Avrupa Parlamentosu Başkanı Martin Schulz'un İsrail parlamentosunda yaptığı konuşmada, İsraillilerin Filistinlilerden dört kat daha fazla su tükettiğini söylemesi, İsrail'in gasbettiği Filistin su kaynakları meselesini bir kez daha gündeme taşıdı.
Schulz, konuşmasında 'Bir İsraillinin günde 70 litre su kullanmasına izin verilirken, nasıl oluyor da bir Filistinlinin yalnızca 17 litre su kullanmasına izin veriliyor?' sorusunu kürsüye taşımıştı.
İsrailli vekillerin tepki gösterdiği bu sözlerin ardından bilginin yanlış olduğunu ispat yarışı başlarken, Yahudi vekillerin "Filistinliler'e taahhüt ettiğimizden daha fazla su veriyoruz" ifadesi aslında sorunun ana kaynağına işaret ediyor. İşte İsrail'in Filistin sularını gasbetmesi ile ilgili gerçekler: İsrail Filistinlilere su "vermiyor", aksine en yüksek fiyattan satıyor!
Gerçek şu ki, Filistinliler, doğal kaynaklarını ele geçirmiş işgalci bir güç, üretebildikleri su miktarını, su altyapısının geliştirilmesini ve bakımını kısıtlayan Oslo 2 Anlaşması olmasa İsrail'den su satın almak zorunda kalmayacaktı.
GEÇİCİ ANLAŞMA KALICI OLURSA...
1995'te imzalanan geçici anlaşmanın beş yıl sonra kalıcı bir düzenlemeye dönüştürülmesi gerekiyordu. Filistinli müzakereciler bu süre içinde egemenlik kazanacakları ve böylece su kaynakları üzerinde kontrol sağlayacakları konusunda aldatıldı. Dikkatsiz ve ciddiyetsiz Filistin Yönetimi bu anlaşmada İsrail'in Batı Şeria'daki su kaynaklarını adaletsizce kullanmasını empoze eden şartları sağladı.
Anlaşma, yapıldığı tarihte Filistinliler tarafından tüketilen su miktarına dayanıyordu ve yıllık 118 milyon metreküp olarak belirlenmişti. Aynı anlaşma aynı kaynaklardan İsrail 483 milyon metreküp su hakkı veriyordu ve bu miktar çoğu defa aşıldı. Yani Batı Şeria'daki su kaynaklarının yaklaşık yüzde 20'si Filistinlilere giderken yüzde 80'ini İsrailliler kullanıyor. Yahudiler ayrıca ülkenin geri kalanındaki kaynaklardan yararlanma durumunda...

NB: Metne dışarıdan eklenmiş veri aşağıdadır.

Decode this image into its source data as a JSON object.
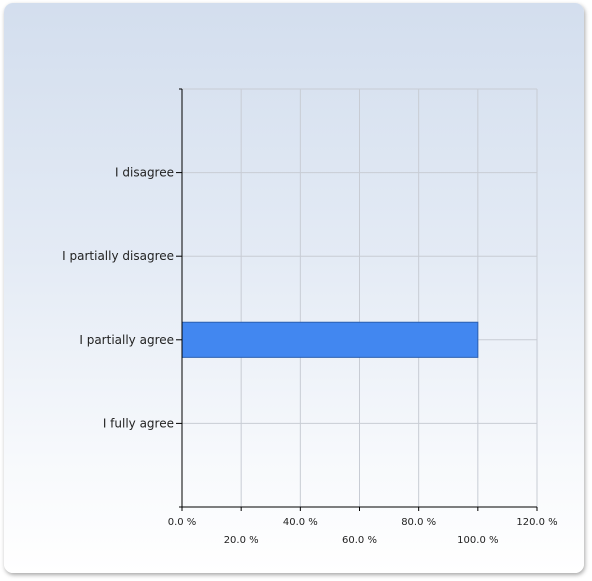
{
  "colors": {
    "bar": "#4287f0",
    "bar_stroke": "#2b5fb0",
    "grid": "#c8ccd4",
    "axis": "#000000"
  },
  "chart_data": {
    "type": "bar",
    "orientation": "horizontal",
    "categories": [
      "I disagree",
      "I partially disagree",
      "I partially agree",
      "I fully agree"
    ],
    "values": [
      0,
      0,
      100,
      0
    ],
    "x_ticks": [
      0,
      20,
      40,
      60,
      80,
      100,
      120
    ],
    "x_tick_labels": [
      "0.0 %",
      "20.0 %",
      "40.0 %",
      "60.0 %",
      "80.0 %",
      "100.0 %",
      "120.0 %"
    ],
    "xlim": [
      0,
      120
    ],
    "grid": true,
    "legend": "none",
    "title": "",
    "xlabel": "",
    "ylabel": ""
  }
}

Sözleşmenin ikinci büyük skandalı ise, Gazze'nin su ekonomisi ve yönetimi için "kendi kendine yeter" ibaresi konularak sınırları içindeki su kaynaklarına bağımlı yapılması. Bölgedeki nüfus artışını dikkate almayan bu anlaşma, kanalizasyon sistemindeki sıkıntılar nedeniyle suyunun yüzde 90'ı içilemez hale gelen Gazze'yi susuzluğa mahkum etti.

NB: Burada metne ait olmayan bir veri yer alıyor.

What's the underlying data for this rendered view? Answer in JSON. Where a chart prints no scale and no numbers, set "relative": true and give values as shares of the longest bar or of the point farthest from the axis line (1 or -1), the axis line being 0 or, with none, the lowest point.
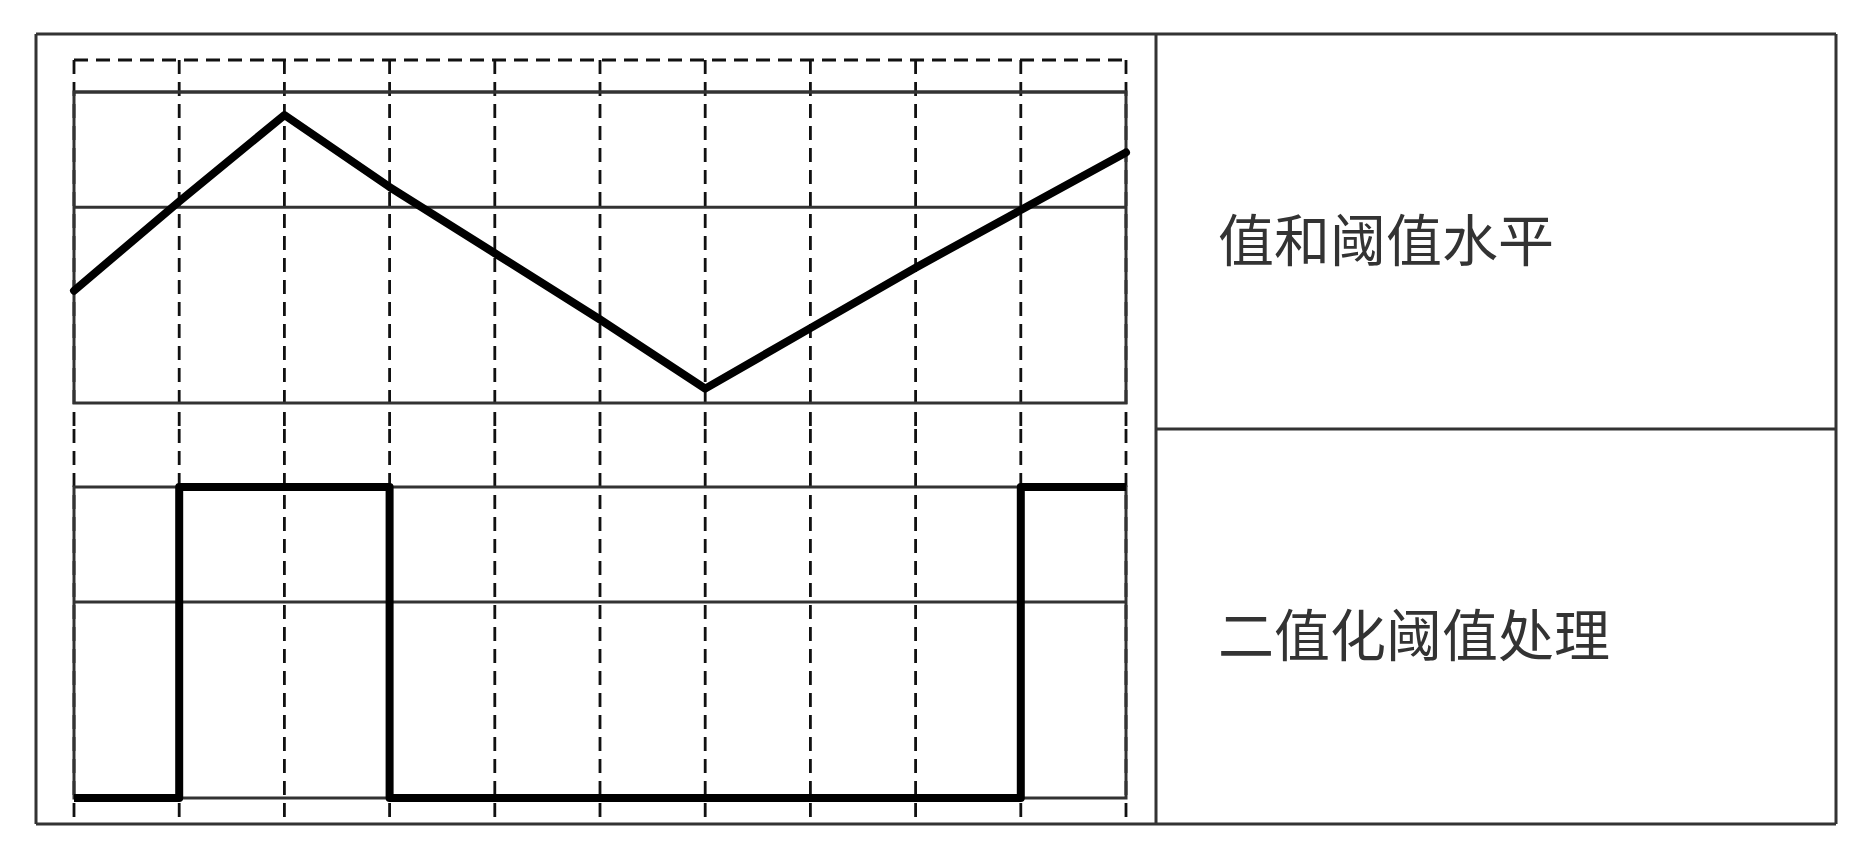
{
  "chart_data": [
    {
      "type": "line",
      "annotations": [
        "值和阈值水平"
      ],
      "relative": true,
      "categories": [
        null,
        null,
        null,
        null,
        null,
        null,
        null,
        null,
        null,
        null,
        null
      ],
      "grid": "x",
      "series": [
        {
          "color": "#000000",
          "values": [
            0.39,
            0.7,
            1,
            0.75,
            0.52,
            0.29,
            0.05,
            0.26,
            0.47,
            0.67,
            0.87
          ]
        }
      ],
      "ref_lines": [
        {
          "axis": "y",
          "value": 0.68
        },
        {
          "axis": "y",
          "value": 1.08
        }
      ]
    },
    {
      "type": "step",
      "annotations": [
        "二值化阈值处理"
      ],
      "relative": true,
      "categories": [
        null,
        null,
        null,
        null,
        null,
        null,
        null,
        null,
        null,
        null,
        null
      ],
      "grid": "x",
      "series": [
        {
          "color": "#000000",
          "values": [
            0,
            1,
            1,
            0,
            0,
            0,
            0,
            0,
            0,
            1,
            1
          ]
        }
      ],
      "ref_lines": [
        {
          "axis": "y",
          "value": 0.63
        }
      ]
    }
  ]
}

YASAKLIYOR, EL KOYUYOR, DENİZ SUYU SATIYOR
Anlaşmaya göre, İsrail, Filistinlilere yılda 27.9 milyon metreküp (mcm) su satışı yapacak, sömürgeci cömertliği ile 80 mcm suyu Filistinliler "izin verilen alanlardaki" kuyulardan sağlayabilecekti. Ancak bugün Filistinliler Batı Şeria'da Oslo'da onlara tahsis edilen miktardan 21 mcm daha az su üretebiliyor. Kuraklık, İsrail'in yeni kuyu sondajlarına limitleri ve "yasak bölgelerdeki" artış bunun ana nedenleri. Filistin'deki kötü yönetim de bir başka neden. Yani, İsrail yılda yaklaşık 60 milyon metreküp suyu Filistin'e "veriyor", daha doğrusu satıyor: Filistin'in işgalcisine bağımlılığı arttı.
İsrail altyapı geliştirme ve rehabilitasyon girişimleri konusunda tek yetkili. Örneğin, Filistin yönetiminin döşemek istediği su borularını istenenden daha küçük tutuyor, su altyapısının farklı topluluklar arasında bağlantı yapılmasına izin vermiyor, yıpranan boruların değiştirilmesini geciktiriyor. Filistin suyunun yüzde 30'unu bu nedenle kaybediyor.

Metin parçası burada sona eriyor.